Well i've been searching for a while now about a DWA course for CROC'S/Alligator's but can't find anything other than Croc's of the world.

I just basically want to know what other's have to offer before i choose where/if/can to go.

I was thinking the VIP experience at Croc's of the world just because it doesn't say anything about only holding baby's/juvenile Croc's it just say's opportunity to hold, where other say's baby/juvi and it has a lot of other goodie's to experience as well as 5hour's for the day when other are 1.5 hour's.

If anyone know's of any please let us know, oh and by the way i'm 18 NOVEMBER.


----------



## xDEADFAMOUSx (Jul 15, 2011)

i saw an advert for some in last months PRK, was £100 for the day session excluding VAT, and there was two different dates at two different venues, and if you book both they where £70 each excluding VAT.... see if you can get a hold of last months mag


----------



## scotty667 (Oct 14, 2011)

xDEADFAMOUSx said:


> i saw an advert for some in last months PRK, was £100 for the day session excluding VAT, and there was two different dates at two different venues, and if you book both they where £70 each excluding VAT.... see if you can get a hold of last months mag


August magazine or september sorry i don't know the actual date of the magazine being released?


----------



## xDEADFAMOUSx (Jul 15, 2011)

ill take a photo of the advert and post it if you give me a few mins....


----------



## Madhouse5 (Jun 6, 2011)

the courses are in Octobers PRK on page 4


----------



## xDEADFAMOUSx (Jul 15, 2011)

Yerp, here it is...


----------



## scotty667 (Oct 14, 2011)

Thank's for all your help so far but the age for this is 21plus and i'm only 18 in november but if you have anything else just say.


----------



## scotty667 (Oct 14, 2011)

Really nobody know's of any of these  you get the venomous snake's all the time but no croc/alligator's.


----------



## berbers (May 29, 2010)

if you've never been, Crocs of the World is a great place! havent been on their keeper day/vip yet but its well worth a visit any way.


----------



## philipniceguy (Mar 31, 2008)

take a trip to aussy there will be loada places down under willing to "let you have a go" :2thumb:

there is not a huge amount of croc keepers, even fewer who advertise they keep them, and even fewer willing to show a 18yr old they never met "how it's done" but there is people wanting to make money out there so if people are willing to pay for something, there will be someone willing to teach them for there cash:lol2:.


----------



## xDEADFAMOUSx (Jul 15, 2011)

come to think of it, a mate of mine "Chapmand" is looking into his dwa, and no one in the north east, bar 2 pet shops i know of, have crocs so he was advised to get some expierence with BIG monitors, and because we are in the north east, first place he went was Steve Foo's (MonitorMad). i tagged along with him once and was a great expirence!! so see if some one in your area keep big monitors would be nice enough to let you go round and see whats up...


----------



## scotty667 (Oct 14, 2011)

philipniceguy said:


> take a trip to aussy there will be loada places down under willing to "let you have a go" :2thumb:
> 
> there is not a huge amount of croc keepers, even fewer who advertise they keep them, and even fewer willing to show a 18yr old they never met "how it's done" but there is people wanting to make money out there so if people are willing to pay for something, there will be someone willing to teach them for there cash:lol2:.

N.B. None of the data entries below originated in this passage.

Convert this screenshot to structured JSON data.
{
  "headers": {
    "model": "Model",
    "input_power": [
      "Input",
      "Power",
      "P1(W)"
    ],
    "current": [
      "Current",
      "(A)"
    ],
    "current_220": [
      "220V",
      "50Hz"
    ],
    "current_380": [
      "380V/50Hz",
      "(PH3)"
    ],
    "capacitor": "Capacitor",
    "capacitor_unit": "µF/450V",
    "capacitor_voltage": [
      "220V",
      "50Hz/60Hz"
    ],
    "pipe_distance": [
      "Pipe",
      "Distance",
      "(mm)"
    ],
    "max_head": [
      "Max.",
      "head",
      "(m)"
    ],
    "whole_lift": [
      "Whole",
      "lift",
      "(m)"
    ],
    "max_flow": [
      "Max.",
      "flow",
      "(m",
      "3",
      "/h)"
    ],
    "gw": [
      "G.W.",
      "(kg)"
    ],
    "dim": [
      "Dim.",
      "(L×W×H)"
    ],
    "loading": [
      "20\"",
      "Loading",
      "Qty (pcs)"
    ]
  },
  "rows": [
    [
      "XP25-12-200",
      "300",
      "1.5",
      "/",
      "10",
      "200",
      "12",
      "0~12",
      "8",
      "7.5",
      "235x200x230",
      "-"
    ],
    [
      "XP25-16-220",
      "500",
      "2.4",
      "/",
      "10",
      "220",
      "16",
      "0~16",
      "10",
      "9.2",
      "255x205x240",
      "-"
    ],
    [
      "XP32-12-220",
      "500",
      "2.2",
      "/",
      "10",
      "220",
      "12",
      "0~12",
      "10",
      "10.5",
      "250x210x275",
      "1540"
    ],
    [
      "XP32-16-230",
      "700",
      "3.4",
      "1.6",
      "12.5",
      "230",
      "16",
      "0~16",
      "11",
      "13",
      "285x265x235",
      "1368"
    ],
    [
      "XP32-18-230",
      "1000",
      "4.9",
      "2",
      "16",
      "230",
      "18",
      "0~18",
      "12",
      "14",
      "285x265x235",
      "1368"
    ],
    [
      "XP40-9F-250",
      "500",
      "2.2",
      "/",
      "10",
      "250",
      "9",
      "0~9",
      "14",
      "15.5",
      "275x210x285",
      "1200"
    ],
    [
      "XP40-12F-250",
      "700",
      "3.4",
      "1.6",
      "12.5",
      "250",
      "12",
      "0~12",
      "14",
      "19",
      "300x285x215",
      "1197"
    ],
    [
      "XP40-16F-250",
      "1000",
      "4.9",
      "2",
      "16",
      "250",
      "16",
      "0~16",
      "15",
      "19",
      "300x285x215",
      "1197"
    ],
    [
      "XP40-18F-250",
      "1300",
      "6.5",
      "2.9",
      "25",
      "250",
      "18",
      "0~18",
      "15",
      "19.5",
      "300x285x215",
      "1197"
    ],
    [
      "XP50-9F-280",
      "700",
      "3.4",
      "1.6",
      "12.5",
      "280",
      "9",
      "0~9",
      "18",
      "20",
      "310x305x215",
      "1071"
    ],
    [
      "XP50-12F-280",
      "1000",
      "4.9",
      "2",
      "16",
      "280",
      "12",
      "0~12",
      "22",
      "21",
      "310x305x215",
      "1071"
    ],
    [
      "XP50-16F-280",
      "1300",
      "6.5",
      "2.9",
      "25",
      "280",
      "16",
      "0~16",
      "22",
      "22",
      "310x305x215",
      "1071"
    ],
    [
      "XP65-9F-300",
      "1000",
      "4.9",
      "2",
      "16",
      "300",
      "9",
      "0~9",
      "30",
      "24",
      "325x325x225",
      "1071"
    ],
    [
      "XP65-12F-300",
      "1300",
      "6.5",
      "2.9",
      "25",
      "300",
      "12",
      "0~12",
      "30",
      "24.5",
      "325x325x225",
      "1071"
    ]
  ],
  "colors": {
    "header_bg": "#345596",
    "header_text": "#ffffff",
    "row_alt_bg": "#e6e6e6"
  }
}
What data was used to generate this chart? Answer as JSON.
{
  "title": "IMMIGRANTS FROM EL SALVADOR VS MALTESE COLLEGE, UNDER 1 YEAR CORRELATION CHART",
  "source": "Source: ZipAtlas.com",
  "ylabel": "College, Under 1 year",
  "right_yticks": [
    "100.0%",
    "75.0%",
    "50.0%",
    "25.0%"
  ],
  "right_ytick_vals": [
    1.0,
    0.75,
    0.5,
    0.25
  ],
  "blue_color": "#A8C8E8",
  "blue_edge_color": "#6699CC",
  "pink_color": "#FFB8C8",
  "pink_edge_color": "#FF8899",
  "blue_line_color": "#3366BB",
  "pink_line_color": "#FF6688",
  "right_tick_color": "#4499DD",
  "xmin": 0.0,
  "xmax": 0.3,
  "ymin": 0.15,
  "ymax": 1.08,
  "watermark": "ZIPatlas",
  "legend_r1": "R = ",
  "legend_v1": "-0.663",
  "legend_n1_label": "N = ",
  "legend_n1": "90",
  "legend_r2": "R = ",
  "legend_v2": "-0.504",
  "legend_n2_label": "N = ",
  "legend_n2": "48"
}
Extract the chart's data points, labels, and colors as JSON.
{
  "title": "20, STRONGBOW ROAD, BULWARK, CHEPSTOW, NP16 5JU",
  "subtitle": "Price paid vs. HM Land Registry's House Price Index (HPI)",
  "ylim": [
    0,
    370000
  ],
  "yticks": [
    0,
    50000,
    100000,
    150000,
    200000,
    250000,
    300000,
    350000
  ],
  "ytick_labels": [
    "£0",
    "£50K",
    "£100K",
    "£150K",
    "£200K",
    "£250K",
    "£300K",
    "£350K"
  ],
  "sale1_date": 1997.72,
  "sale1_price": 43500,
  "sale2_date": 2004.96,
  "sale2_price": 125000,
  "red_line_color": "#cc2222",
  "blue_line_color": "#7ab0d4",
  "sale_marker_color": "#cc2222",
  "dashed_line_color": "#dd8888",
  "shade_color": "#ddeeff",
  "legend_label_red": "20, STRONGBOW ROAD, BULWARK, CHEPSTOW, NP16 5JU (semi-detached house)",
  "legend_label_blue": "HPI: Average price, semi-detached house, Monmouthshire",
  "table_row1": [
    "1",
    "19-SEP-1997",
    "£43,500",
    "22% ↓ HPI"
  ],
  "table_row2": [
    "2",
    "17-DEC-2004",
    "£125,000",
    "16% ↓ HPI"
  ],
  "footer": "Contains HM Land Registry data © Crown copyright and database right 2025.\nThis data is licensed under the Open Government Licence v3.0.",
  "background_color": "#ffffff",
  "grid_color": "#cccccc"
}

HAHA i think i should move to the aussy's.

I'd be willing to pay for it :lol2: considering the VIP one at croc's is £300.

@DEADFAMOUSx - Yeah i'll have a look around see if i can find anything i just can't believe that their is quite a few venomous snake's courses but no croc's :lol2: .


----------



## Madhouse5 (Jun 6, 2011)

what about the croc man in oxford Crocodiles of the World - The UK's Only Crocodile Zoo he started in his back garden so you never now you might be able to go do some work for free worth a shout


----------



## scotty667 (Oct 14, 2011)

Madhouse5 said:


> what about the croc man in oxford Crocodiles of the World - The UK's Only Crocodile Zoo he started in his back garden so you never now you might be able to go do some work for free worth a shout


:lol2::lol2::lol2::lol2: 
That's the one that i was on about first of all :lol2: i was just seeing if their are any other about.


----------



## scotty667 (Oct 14, 2011)

:jump: ANYBODY????????????????????????????????????????.


----------



## scotty667 (Oct 14, 2011)

Only BUMPING this to see if anyone hasn't seen this yet know's anywhere or anyone willing.


----------



## scotty667 (Oct 14, 2011)

??????????????????


----------